The choice was taken away from me unexpectedly. The air to my front seemed cold as he abruptly left. He strode away as his words finished sounding, this time his feet raising great clouds in the sand instead of graceful puffs, a fact that I noticed dumbly as his words sank into my mind. I was so stunned by his comment on my beauty and by the shame I felt that I stood stricken silent for a long moment.

He thought I had beauty? No one had ever thought that in my life. Speechless, I watched as the sinewy man whose hair shone black as the night sky strode out among the pairs that were training for their next battle in the arena. The expression on his face was so fierce that the first man he faced physically recoiled, turning away to another partner.

Christus stood alone, daring the men to partner with his anger. Finally Darius moved to face him, but not before sending a measured look my way.

I knew Darius well enough to know his thoughts. With that look, he was telling me that perhaps it would not be so bad to have a protector.

I could not find it within myself to relinquish that much control.

For once, I did not feel like watching my friend’s graceful form. Instead, my eyes followed Christus’ every move as he worked his way through the exercise. The concentration on his face was absolute, focused completely on the movements of his wooden training sword, which moved with precision but not, I knew, actually biting through a man’s flesh or bone.

The unrelenting sun shone down on sweating skin stretched tight over solid muscle on all of the men, but I could not turn away from this man, his form displaying muscles that stood out in sharp relief, hardened from physical activity that never seemed to cease.

Though he had appeared in my chamber the night before in a light traveling tunic, he now followed custom and wore the same brief leather garment of the other men. The subligaculum sat low on his hips, showcasing a flat stomach and the edges of hipbones that suddenly caused my mouth to go dry.

I had never before thought twice about the garment that we all wore—clothing was simply something that hindered movement in the arena. But on Christus, there was a lot of skin visible to glisten in the honeyed sun of late afternoon, and after his comment on my beauty, I was suddenly aware of the man in a manner in which I did not want to be.

I wasn’t beautiful, this I knew, and my looks were not something that should have even been a thought in my head.
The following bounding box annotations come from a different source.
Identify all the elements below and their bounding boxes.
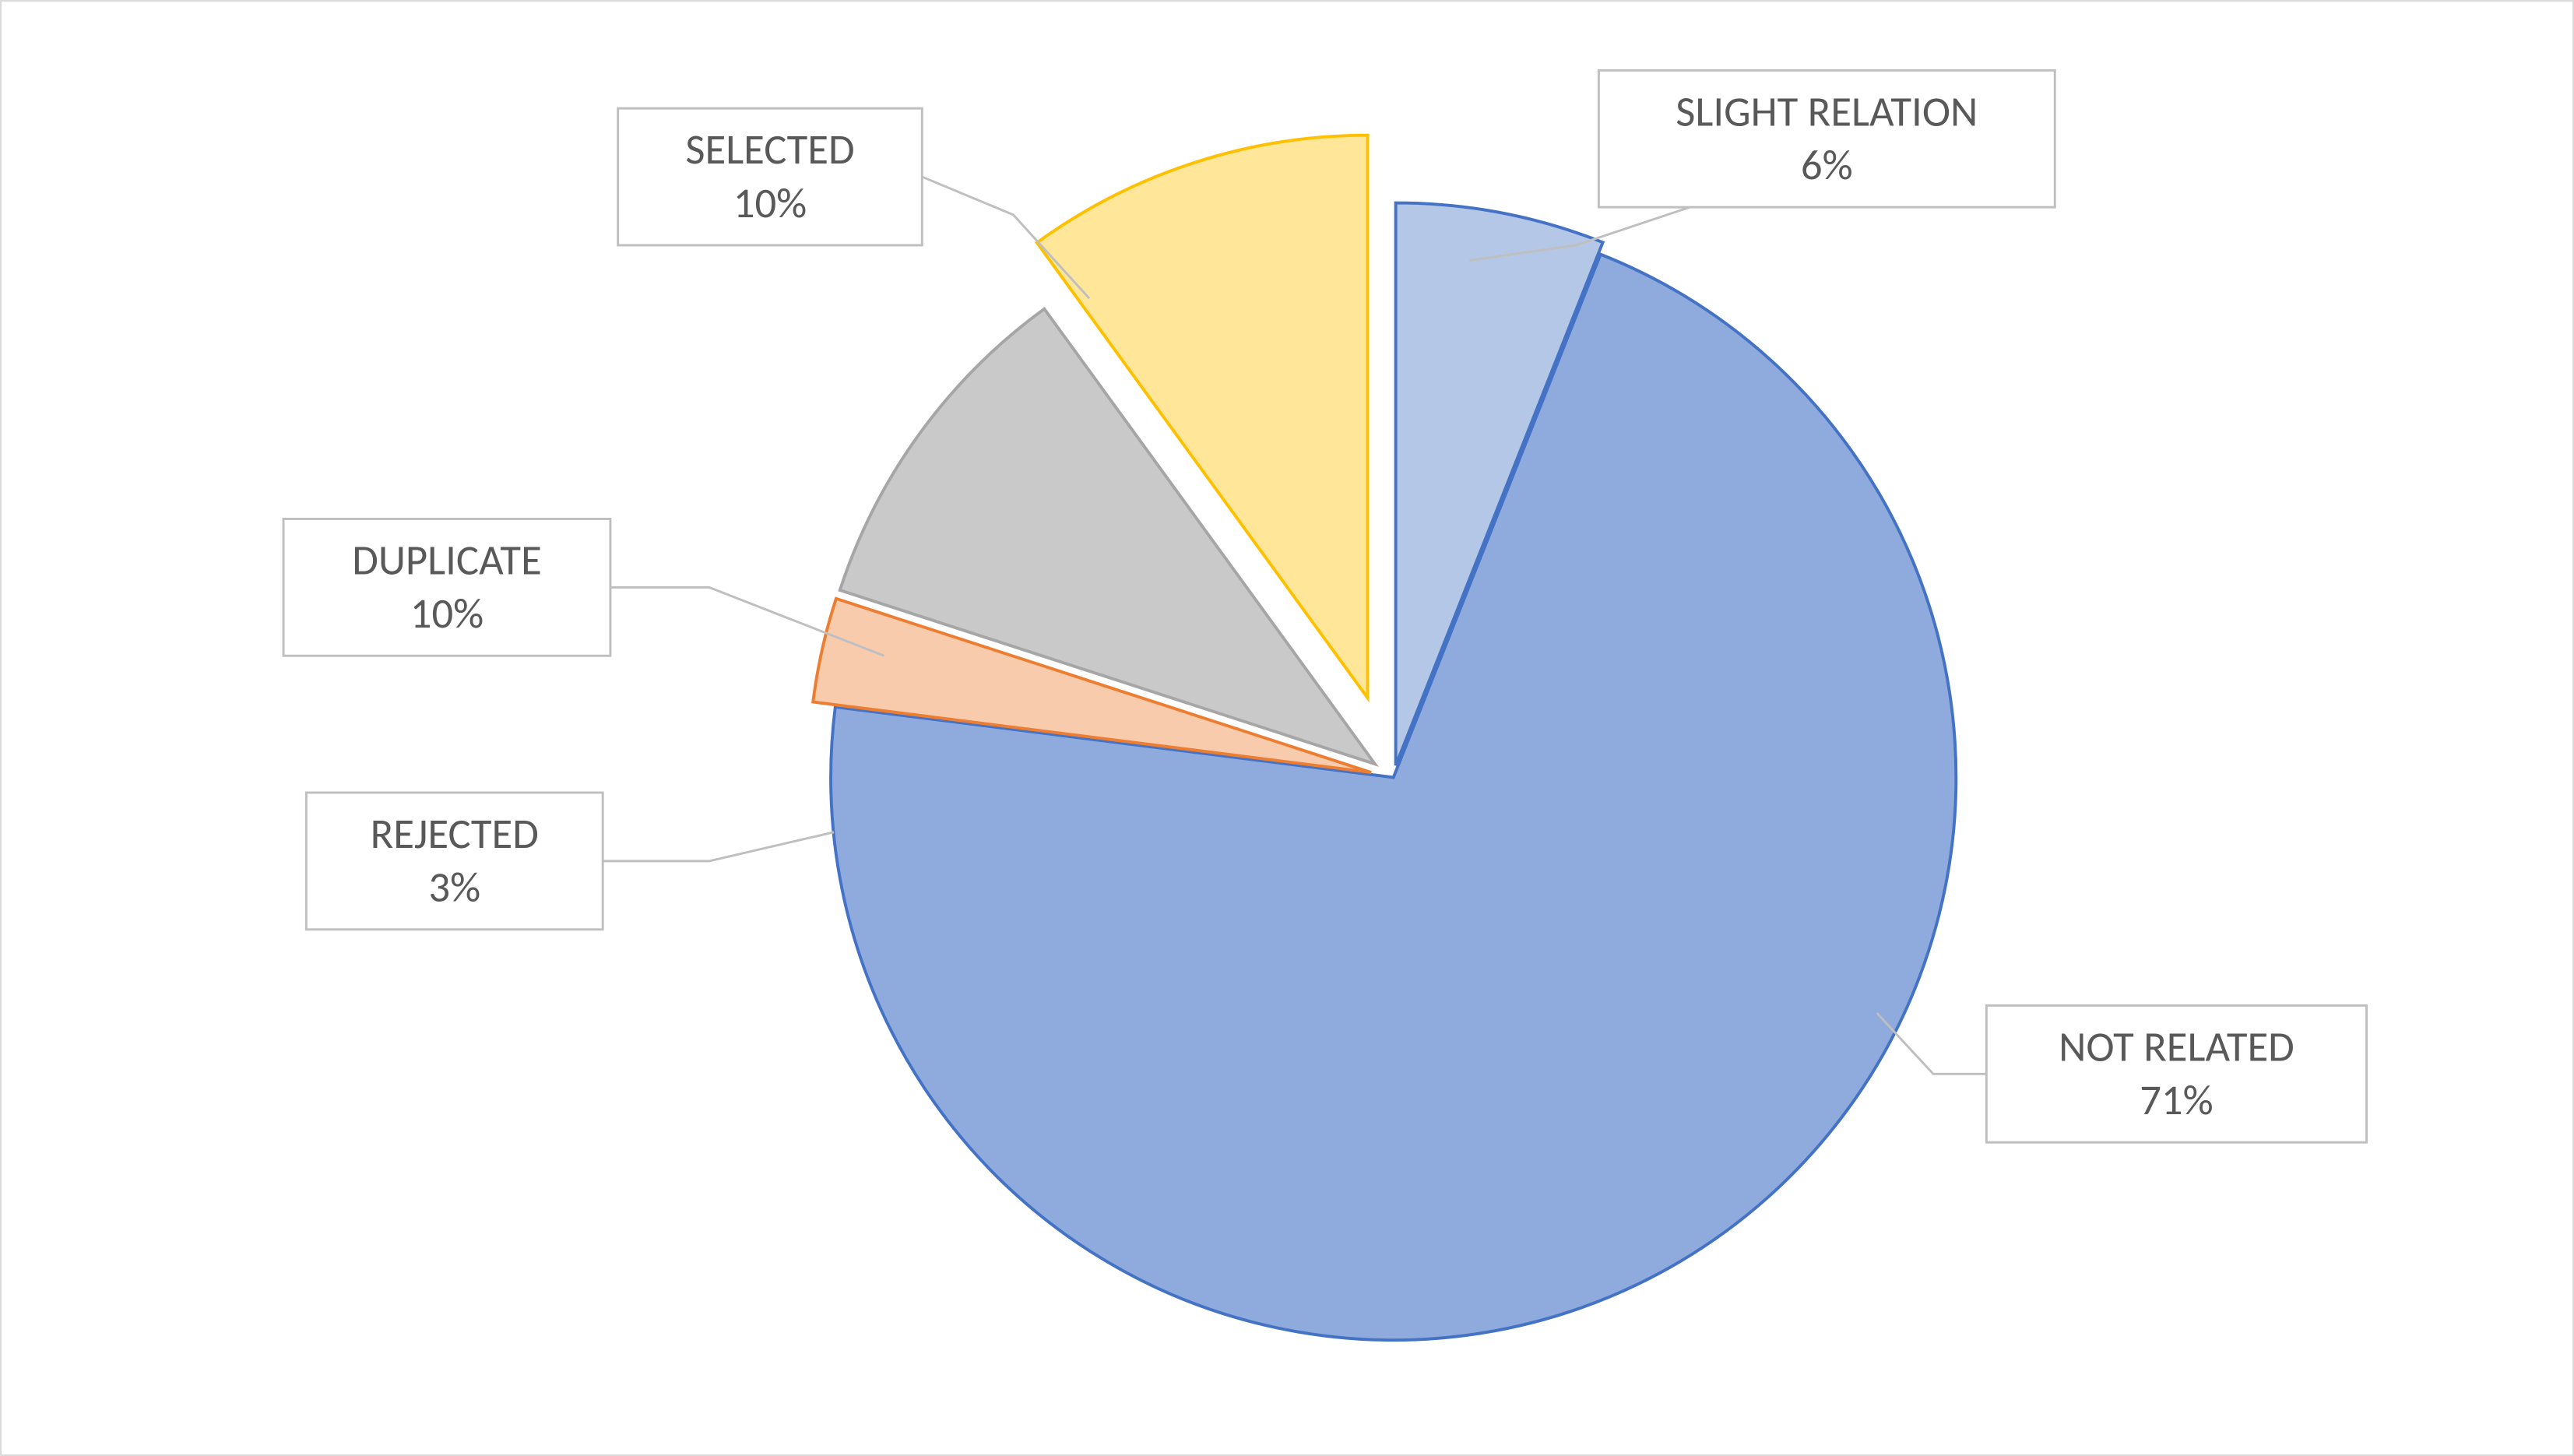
callout-label: SLIGHT RELATION xyxy=(1676,85,1978,137)
callout-percent: 10% xyxy=(410,587,484,639)
callout-label: SELECTED xyxy=(685,123,854,175)
pie-slices xyxy=(813,135,1956,1340)
callout-leader xyxy=(603,832,834,861)
callout-label: REJECTED xyxy=(371,807,539,860)
callout-percent: 3% xyxy=(428,861,480,913)
callout-label: DUPLICATE xyxy=(352,534,542,586)
pie-chart: SLIGHT RELATION6% NOT RELATED71% REJECTED3… xyxy=(17,17,2557,1439)
chart-frame: SLIGHT RELATION6% NOT RELATED71% REJECTED3… xyxy=(0,0,2574,1456)
callout-percent: 10% xyxy=(733,177,807,229)
callout-percent: 6% xyxy=(1801,139,1853,191)
callout-percent: 71% xyxy=(2140,1074,2214,1126)
callout-label: NOT RELATED xyxy=(2059,1020,2294,1072)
But it seemed that I was not above having my head turned, even if just a bit, by such a compliment.

It had been so long since I had had one that did not pertain to my prowess in the arena.

“Finally, you have found your place. Watching the men, rather than trying to be one.” Bavarius walked past me toward the same water urn that Christus had just drunk deeply from. He had managed to approach me unannounced while I was preoccupied with Christus, and I cursed myself for the foolishness.

The sight of his smile brought chilly fear washing over my skin in a manner that it did not when I was with Christus. This time I did turn, the better to keep my watchful eyes on him as the man drank deeply, more than his fair share in weather that could easily lead to drought, then splashed yet more water over his round face.

I did not like the way that he eyed me now, so familiarly. I had been forced to teach him a lesson before, but did not relish doing so again—he was not the strongest of gladiators, but he did not fight fairly, something that always tilted the odds in his favor.

Added to the matter was that fact that he had once tasted me. I was sorely afraid that, combined with a need to retaliate, he found my body to his taste.